Jhabvala prefers to use conventional techniques to characterize the tensions that exist when the progressive forces of change collide with the entrenched forces of tradition. These collisions produce moments of both tragedy and comedy, yet ultimately her vision is dark. In spite of moments of triumph and joy her characters are trapped within the class and social structures around them.
Jhabvala's conservative style has been compared to those of Anton Chekhov, E. M. Forster, and Henry James. Yet her style most resembles Jane Austen's, particularly in the close attention Jhabvala pays to nuances, small frailties, and manners of social convention. Like Austen she prefers to treat philosophical questions through her portraits of the intricacies of human relationships rather than through abstractions.

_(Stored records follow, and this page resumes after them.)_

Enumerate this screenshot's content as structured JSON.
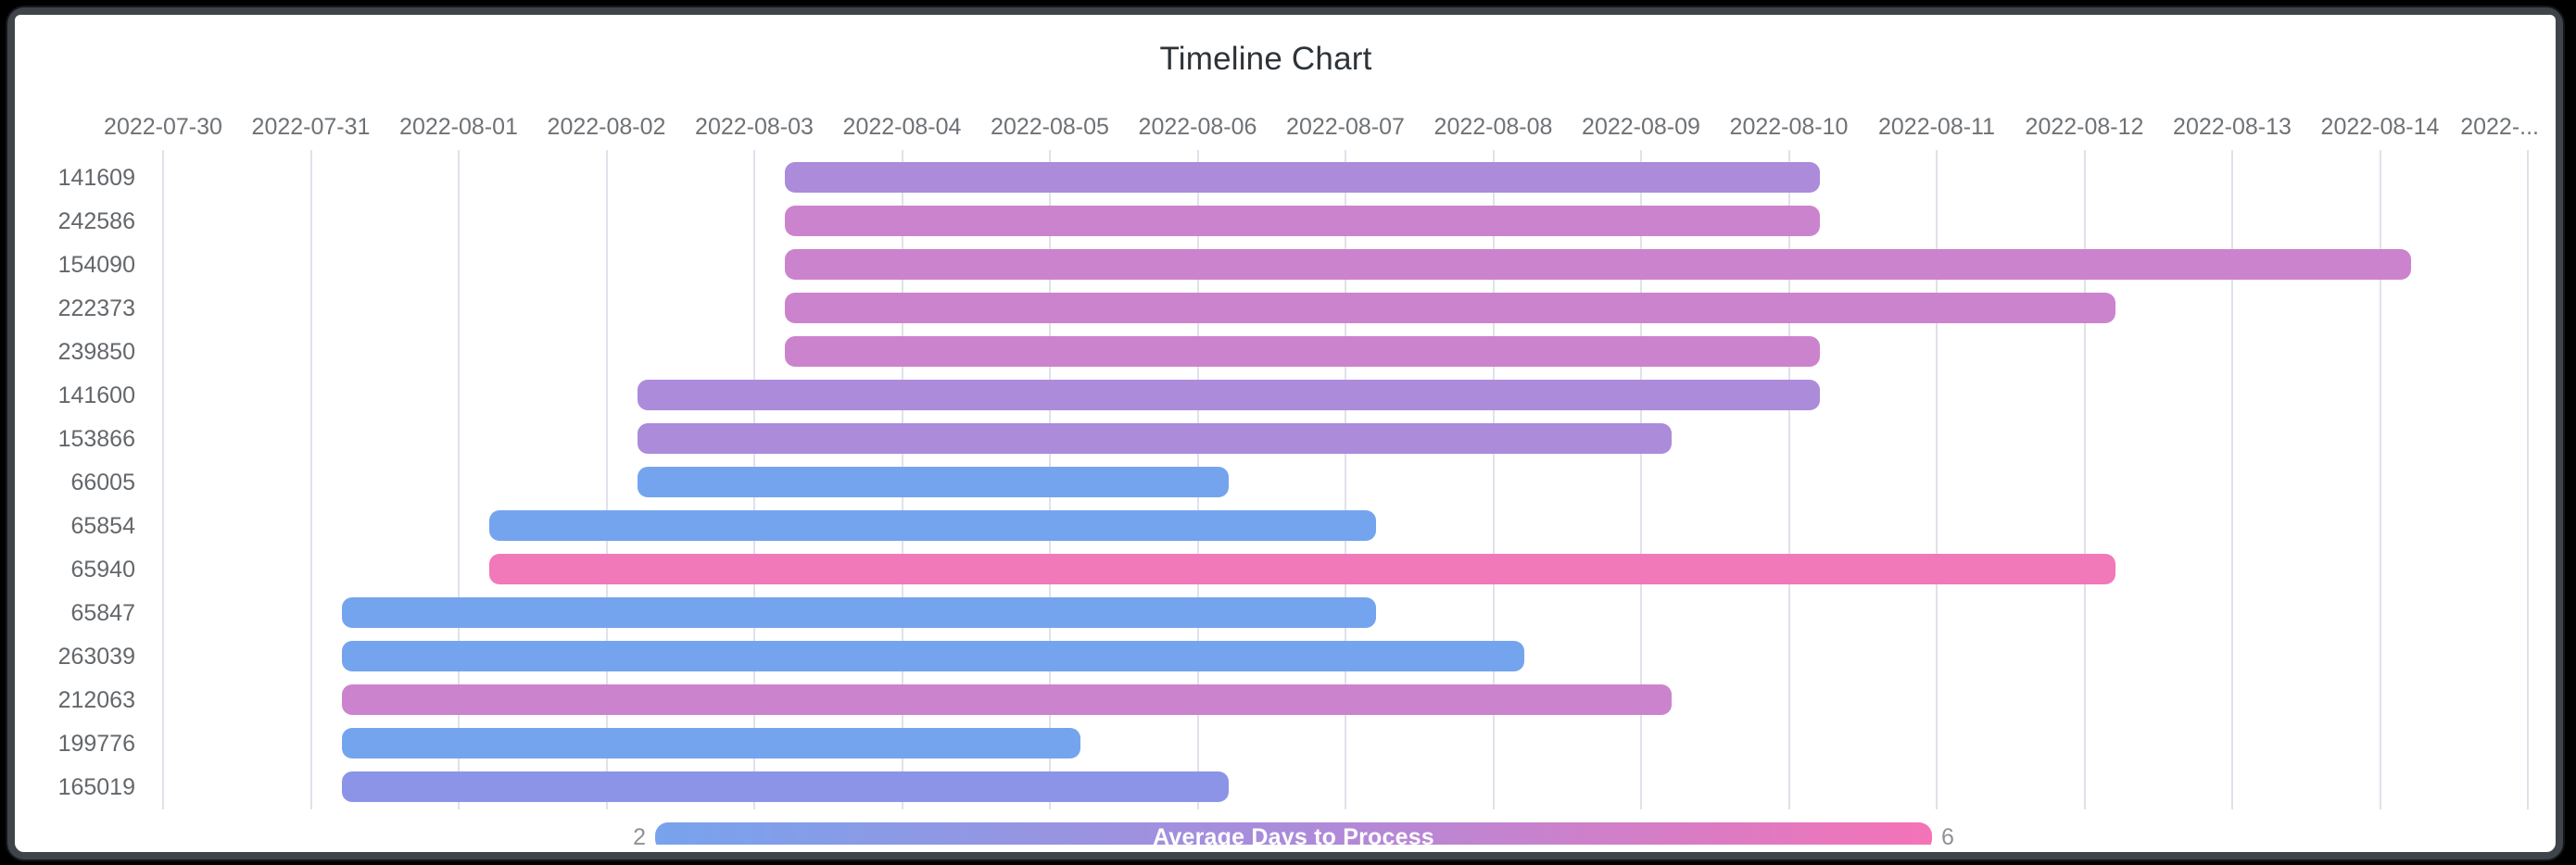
{
  "window": {
    "background": "#000000",
    "frame_color": "#3f444a",
    "card_background": "#ffffff"
  },
  "chart_data": {
    "type": "timeline",
    "title": "Timeline Chart",
    "x_axis": {
      "tick_labels": [
        "2022-07-30",
        "2022-07-31",
        "2022-08-01",
        "2022-08-02",
        "2022-08-03",
        "2022-08-04",
        "2022-08-05",
        "2022-08-06",
        "2022-08-07",
        "2022-08-08",
        "2022-08-09",
        "2022-08-10",
        "2022-08-11",
        "2022-08-12",
        "2022-08-13",
        "2022-08-14",
        "2022-..."
      ],
      "range_start": "2022-07-30",
      "range_end": "2022-08-15",
      "grid": true,
      "tick_color": "#6e7276",
      "gridline_color": "#dee2eb"
    },
    "y_axis": {
      "categories": [
        "141609",
        "242586",
        "154090",
        "222373",
        "239850",
        "141600",
        "153866",
        "66005",
        "65854",
        "65940",
        "65847",
        "263039",
        "212063",
        "199776",
        "165019"
      ],
      "tick_color": "#63676b"
    },
    "tasks": [
      {
        "id": "141609",
        "start": "2022-08-03 05:00",
        "end": "2022-08-10 05:00",
        "days": 7,
        "color": "#ab8bda",
        "avg_days_color_value": 4
      },
      {
        "id": "242586",
        "start": "2022-08-03 05:00",
        "end": "2022-08-10 05:00",
        "days": 7,
        "color": "#cc83cd",
        "avg_days_color_value": 5
      },
      {
        "id": "154090",
        "start": "2022-08-03 05:00",
        "end": "2022-08-14 05:00",
        "days": 11,
        "color": "#cc83cd",
        "avg_days_color_value": 5
      },
      {
        "id": "222373",
        "start": "2022-08-03 05:00",
        "end": "2022-08-12 05:00",
        "days": 9,
        "color": "#cc83cd",
        "avg_days_color_value": 5
      },
      {
        "id": "239850",
        "start": "2022-08-03 05:00",
        "end": "2022-08-10 05:00",
        "days": 7,
        "color": "#cc83cd",
        "avg_days_color_value": 5
      },
      {
        "id": "141600",
        "start": "2022-08-02 05:00",
        "end": "2022-08-10 05:00",
        "days": 8,
        "color": "#ab8bda",
        "avg_days_color_value": 4
      },
      {
        "id": "153866",
        "start": "2022-08-02 05:00",
        "end": "2022-08-09 05:00",
        "days": 7,
        "color": "#ab8bda",
        "avg_days_color_value": 4
      },
      {
        "id": "66005",
        "start": "2022-08-02 05:00",
        "end": "2022-08-06 05:00",
        "days": 4,
        "color": "#75a4ee",
        "avg_days_color_value": 2
      },
      {
        "id": "65854",
        "start": "2022-08-01 05:00",
        "end": "2022-08-07 05:00",
        "days": 6,
        "color": "#75a4ee",
        "avg_days_color_value": 2
      },
      {
        "id": "65940",
        "start": "2022-08-01 05:00",
        "end": "2022-08-12 05:00",
        "days": 11,
        "color": "#f178b9",
        "avg_days_color_value": 6
      },
      {
        "id": "65847",
        "start": "2022-07-31 05:00",
        "end": "2022-08-07 05:00",
        "days": 7,
        "color": "#75a4ee",
        "avg_days_color_value": 2
      },
      {
        "id": "263039",
        "start": "2022-07-31 05:00",
        "end": "2022-08-08 05:00",
        "days": 8,
        "color": "#75a4ee",
        "avg_days_color_value": 2
      },
      {
        "id": "212063",
        "start": "2022-07-31 05:00",
        "end": "2022-08-09 05:00",
        "days": 9,
        "color": "#cc83cd",
        "avg_days_color_value": 5
      },
      {
        "id": "199776",
        "start": "2022-07-31 05:00",
        "end": "2022-08-05 05:00",
        "days": 5,
        "color": "#75a4ee",
        "avg_days_color_value": 2
      },
      {
        "id": "165019",
        "start": "2022-07-31 05:00",
        "end": "2022-08-06 05:00",
        "days": 6,
        "color": "#8c94e8",
        "avg_days_color_value": 2.8
      }
    ],
    "legend": {
      "position": "bottom-center",
      "label": "Average Days to Process",
      "min_label": "2",
      "max_label": "6",
      "gradient_colors": [
        "#78a3ed",
        "#ab8bda",
        "#f573b7"
      ],
      "label_color": "#ffffff",
      "tick_color": "#8e9296"
    }
  }
}
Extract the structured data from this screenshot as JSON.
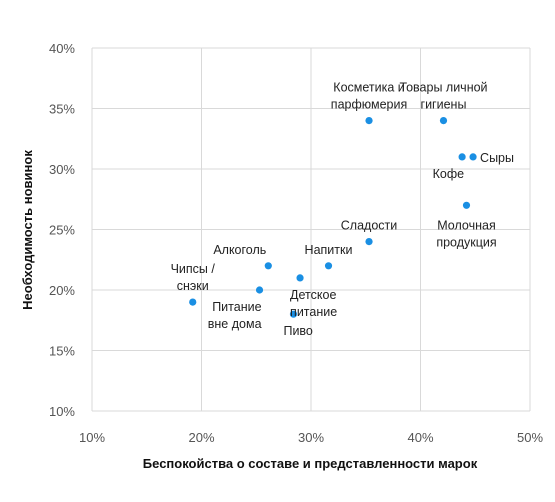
{
  "chart_data": {
    "type": "scatter",
    "title": "",
    "xlabel": "Беспокойства о составе и представленности марок",
    "ylabel": "Необходимость новинок",
    "xlim": [
      10,
      50
    ],
    "ylim": [
      10,
      40
    ],
    "x_ticks": [
      "10%",
      "20%",
      "30%",
      "40%",
      "50%"
    ],
    "y_ticks": [
      "10%",
      "15%",
      "20%",
      "25%",
      "30%",
      "35%",
      "40%"
    ],
    "grid": true,
    "point_color": "#1a8fe3",
    "points": [
      {
        "label": [
          "Косметика и",
          "парфюмерия"
        ],
        "x": 35.3,
        "y": 34,
        "label_pos": "above"
      },
      {
        "label": [
          "Товары личной",
          "гигиены"
        ],
        "x": 42.1,
        "y": 34,
        "label_pos": "above"
      },
      {
        "label": [
          "Кофе"
        ],
        "x": 43.8,
        "y": 31,
        "label_pos": "below-left"
      },
      {
        "label": [
          "Сыры"
        ],
        "x": 44.8,
        "y": 31,
        "label_pos": "right"
      },
      {
        "label": [
          "Молочная",
          "продукция"
        ],
        "x": 44.2,
        "y": 27,
        "label_pos": "below"
      },
      {
        "label": [
          "Сладости"
        ],
        "x": 35.3,
        "y": 24,
        "label_pos": "above"
      },
      {
        "label": [
          "Напитки"
        ],
        "x": 31.6,
        "y": 22,
        "label_pos": "above"
      },
      {
        "label": [
          "Алкоголь"
        ],
        "x": 26.1,
        "y": 22,
        "label_pos": "above-left"
      },
      {
        "label": [
          "Детское",
          "питание"
        ],
        "x": 29.0,
        "y": 21,
        "label_pos": "below-right"
      },
      {
        "label": [
          "Чипсы /",
          "снэки"
        ],
        "x": 19.2,
        "y": 19,
        "label_pos": "above"
      },
      {
        "label": [
          "Питание",
          "вне дома"
        ],
        "x": 25.3,
        "y": 20,
        "label_pos": "below-left"
      },
      {
        "label": [
          "Пиво"
        ],
        "x": 28.4,
        "y": 18,
        "label_pos": "below-right"
      }
    ]
  }
}
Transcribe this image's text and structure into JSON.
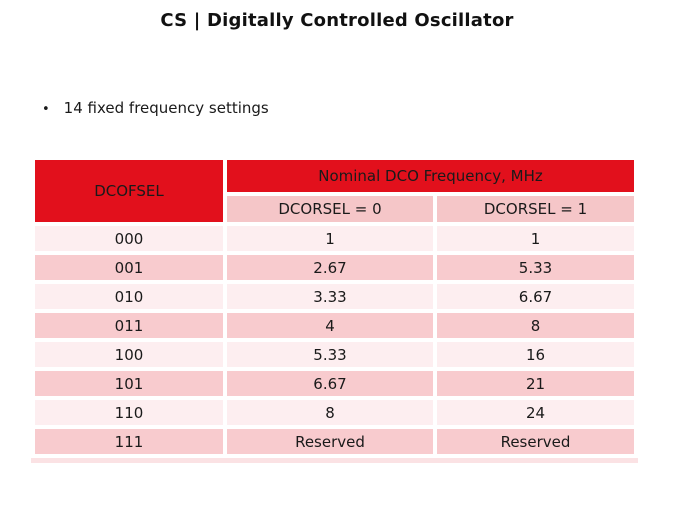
{
  "title": "CS | Digitally Controlled Oscillator",
  "bullets": [
    {
      "marker": "•",
      "text": "14 fixed frequency settings"
    }
  ],
  "table": {
    "corner_header": "DCOFSEL",
    "group_header": "Nominal DCO Frequency, MHz",
    "sub_headers": [
      "DCORSEL = 0",
      "DCORSEL = 1"
    ],
    "rows": [
      [
        "000",
        "1",
        "1"
      ],
      [
        "001",
        "2.67",
        "5.33"
      ],
      [
        "010",
        "3.33",
        "6.67"
      ],
      [
        "011",
        "4",
        "8"
      ],
      [
        "100",
        "5.33",
        "16"
      ],
      [
        "101",
        "6.67",
        "21"
      ],
      [
        "110",
        "8",
        "24"
      ],
      [
        "111",
        "Reserved",
        "Reserved"
      ]
    ]
  },
  "colors": {
    "header_red": "#e2101c",
    "header_text": "#ffffff",
    "subheader_pink": "#f5c6c8",
    "row_light_pink": "#fdeef0",
    "row_dark_pink": "#f8cbce",
    "bottom_strip_pink": "#fbe2e4",
    "body_text": "#1a1a1a",
    "background": "#ffffff"
  }
}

Ruth Prawer was born in Cologne, Germany, on 7 May 1927, the second of two children and only daughter of Marcus and Eleonara Cohn Prawer. Although Jhabvala experienced some happy years in Cologne, she has rarely returned to them in her fiction. The reluctance of her mother to depart resulted in the Prawers being one of the last Jewish families allowed to leave Nazi Germany. Jhabvala faced painful discrimination during her last years in Germany, a pain that was certainly amplified by the murder of her father's entire family in the Holocaust and his suicide in 1948.